Go through and the most familiar face of all may await on the other side. At the earliest, Ghana could meet Spain, Inaki could meet Nico, in a quarter-final. They are in the same city but haven’t seen each other and this may be, Williams says, the longest he has gone without seeing the brother for whom he has been practically a father. He admits asking the Athletic and Spain goalkeeper Unai Simón to keep an eye on Nico. “But Nico’s easy, there are young players he knows and from what he’s told me and what I’ve seen he’s enjoying it loads. I would love to have my brother here.”
He would enjoy this, too. “I really want to play an African Nations,” Williams says. “I understand people could have doubts but I’m committed. Having the World Cup matters – I prefer 1,000 times that Ghana are there – but I give my word: I’ll play the African Nations, qualifiers, everything, because I love football and I’m loving wearing the Ghana shirt so much.”

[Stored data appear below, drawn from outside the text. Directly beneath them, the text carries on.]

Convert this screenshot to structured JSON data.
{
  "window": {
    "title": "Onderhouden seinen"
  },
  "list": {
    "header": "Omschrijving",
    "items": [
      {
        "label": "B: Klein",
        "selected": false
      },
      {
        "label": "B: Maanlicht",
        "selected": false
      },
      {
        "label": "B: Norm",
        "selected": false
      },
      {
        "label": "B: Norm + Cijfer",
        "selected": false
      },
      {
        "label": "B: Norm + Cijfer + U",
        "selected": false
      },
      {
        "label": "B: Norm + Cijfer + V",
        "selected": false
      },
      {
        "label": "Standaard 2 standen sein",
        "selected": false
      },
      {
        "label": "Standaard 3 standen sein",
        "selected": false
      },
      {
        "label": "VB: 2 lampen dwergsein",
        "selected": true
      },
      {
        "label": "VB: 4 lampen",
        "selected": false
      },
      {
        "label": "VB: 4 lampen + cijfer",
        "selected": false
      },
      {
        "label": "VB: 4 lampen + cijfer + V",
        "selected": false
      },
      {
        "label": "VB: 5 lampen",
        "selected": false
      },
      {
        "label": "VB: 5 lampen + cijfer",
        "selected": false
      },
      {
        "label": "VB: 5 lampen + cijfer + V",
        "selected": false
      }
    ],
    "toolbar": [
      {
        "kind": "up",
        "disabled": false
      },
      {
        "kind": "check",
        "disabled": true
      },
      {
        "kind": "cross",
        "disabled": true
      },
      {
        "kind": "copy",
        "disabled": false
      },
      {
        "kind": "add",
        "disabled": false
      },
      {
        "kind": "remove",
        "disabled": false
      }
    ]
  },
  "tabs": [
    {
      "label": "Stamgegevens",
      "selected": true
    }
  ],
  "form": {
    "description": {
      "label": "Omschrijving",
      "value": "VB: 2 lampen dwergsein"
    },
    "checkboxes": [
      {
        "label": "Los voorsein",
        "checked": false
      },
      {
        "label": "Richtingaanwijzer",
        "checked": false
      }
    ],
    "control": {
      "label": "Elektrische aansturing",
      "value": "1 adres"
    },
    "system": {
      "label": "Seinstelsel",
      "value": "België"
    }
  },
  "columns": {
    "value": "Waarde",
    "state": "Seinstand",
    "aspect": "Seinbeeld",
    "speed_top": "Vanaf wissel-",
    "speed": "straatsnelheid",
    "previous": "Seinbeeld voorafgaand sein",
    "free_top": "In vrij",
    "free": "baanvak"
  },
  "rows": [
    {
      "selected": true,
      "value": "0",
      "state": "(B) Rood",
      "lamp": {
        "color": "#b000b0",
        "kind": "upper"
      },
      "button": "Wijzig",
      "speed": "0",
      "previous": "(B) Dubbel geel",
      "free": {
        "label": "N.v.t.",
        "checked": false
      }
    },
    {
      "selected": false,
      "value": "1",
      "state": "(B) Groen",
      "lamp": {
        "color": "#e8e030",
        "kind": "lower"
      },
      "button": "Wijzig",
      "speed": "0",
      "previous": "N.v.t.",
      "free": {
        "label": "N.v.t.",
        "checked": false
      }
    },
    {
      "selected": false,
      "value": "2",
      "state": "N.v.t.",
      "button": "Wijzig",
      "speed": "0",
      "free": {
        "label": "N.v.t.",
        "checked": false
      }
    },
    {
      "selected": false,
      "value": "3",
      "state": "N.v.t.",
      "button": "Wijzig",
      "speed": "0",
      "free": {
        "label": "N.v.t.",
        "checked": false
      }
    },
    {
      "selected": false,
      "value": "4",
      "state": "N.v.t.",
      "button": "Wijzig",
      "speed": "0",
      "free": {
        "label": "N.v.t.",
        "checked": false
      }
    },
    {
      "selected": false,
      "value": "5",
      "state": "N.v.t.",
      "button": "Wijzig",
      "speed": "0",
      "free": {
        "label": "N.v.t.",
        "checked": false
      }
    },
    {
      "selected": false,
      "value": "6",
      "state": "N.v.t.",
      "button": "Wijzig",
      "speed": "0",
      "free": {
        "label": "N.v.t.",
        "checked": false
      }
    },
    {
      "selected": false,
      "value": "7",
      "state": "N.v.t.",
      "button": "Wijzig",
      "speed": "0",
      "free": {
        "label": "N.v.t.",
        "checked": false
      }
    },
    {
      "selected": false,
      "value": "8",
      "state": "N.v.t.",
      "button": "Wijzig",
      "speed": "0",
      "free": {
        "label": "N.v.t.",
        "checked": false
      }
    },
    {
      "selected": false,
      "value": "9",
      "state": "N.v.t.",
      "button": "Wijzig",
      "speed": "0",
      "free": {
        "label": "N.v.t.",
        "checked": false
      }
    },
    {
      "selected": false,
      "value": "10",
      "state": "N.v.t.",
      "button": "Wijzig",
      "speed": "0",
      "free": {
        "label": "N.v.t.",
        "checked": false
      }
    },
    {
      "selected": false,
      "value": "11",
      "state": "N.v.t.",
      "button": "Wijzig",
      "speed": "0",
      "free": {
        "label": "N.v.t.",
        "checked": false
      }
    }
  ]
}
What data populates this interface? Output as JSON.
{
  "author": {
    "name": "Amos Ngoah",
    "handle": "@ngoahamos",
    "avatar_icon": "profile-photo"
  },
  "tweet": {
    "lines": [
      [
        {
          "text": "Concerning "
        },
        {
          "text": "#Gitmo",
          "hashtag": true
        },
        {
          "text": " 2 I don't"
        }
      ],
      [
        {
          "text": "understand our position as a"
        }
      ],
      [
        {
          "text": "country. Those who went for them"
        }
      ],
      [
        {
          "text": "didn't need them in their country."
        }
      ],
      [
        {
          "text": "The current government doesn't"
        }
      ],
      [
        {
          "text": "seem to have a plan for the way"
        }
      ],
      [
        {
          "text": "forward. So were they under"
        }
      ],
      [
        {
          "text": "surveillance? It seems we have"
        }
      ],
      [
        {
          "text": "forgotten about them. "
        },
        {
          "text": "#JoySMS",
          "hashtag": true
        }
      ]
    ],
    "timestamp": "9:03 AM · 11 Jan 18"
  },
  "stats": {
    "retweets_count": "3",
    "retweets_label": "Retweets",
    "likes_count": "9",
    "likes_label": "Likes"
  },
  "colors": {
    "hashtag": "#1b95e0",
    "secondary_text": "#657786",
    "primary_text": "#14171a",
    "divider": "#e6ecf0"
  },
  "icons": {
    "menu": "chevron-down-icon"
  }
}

For Williams the World Cup is huge, but not an end in itself. Instead, it has proved the beginning of something bigger, more profound. “Some family arrived from Ghana this morning,” he says. “I hope to see them before I play, hug them, have them fill me with positive energy.
“I spoke to my grandad and he’s so proud, looking forward to me playing. I miss my brother, but it’s for a good cause. It’s not every day you get to play a World Cup. I’m going to follow him, he’s going to follow me and hopefully our paths cross and we can ‘paint their faces’, do them over.
“It would be incredible for two brothers to play each other at this level and I really hope it happens. God willing on 9 December, my grandad is sitting there watching the game, wanting me to beat Nico.”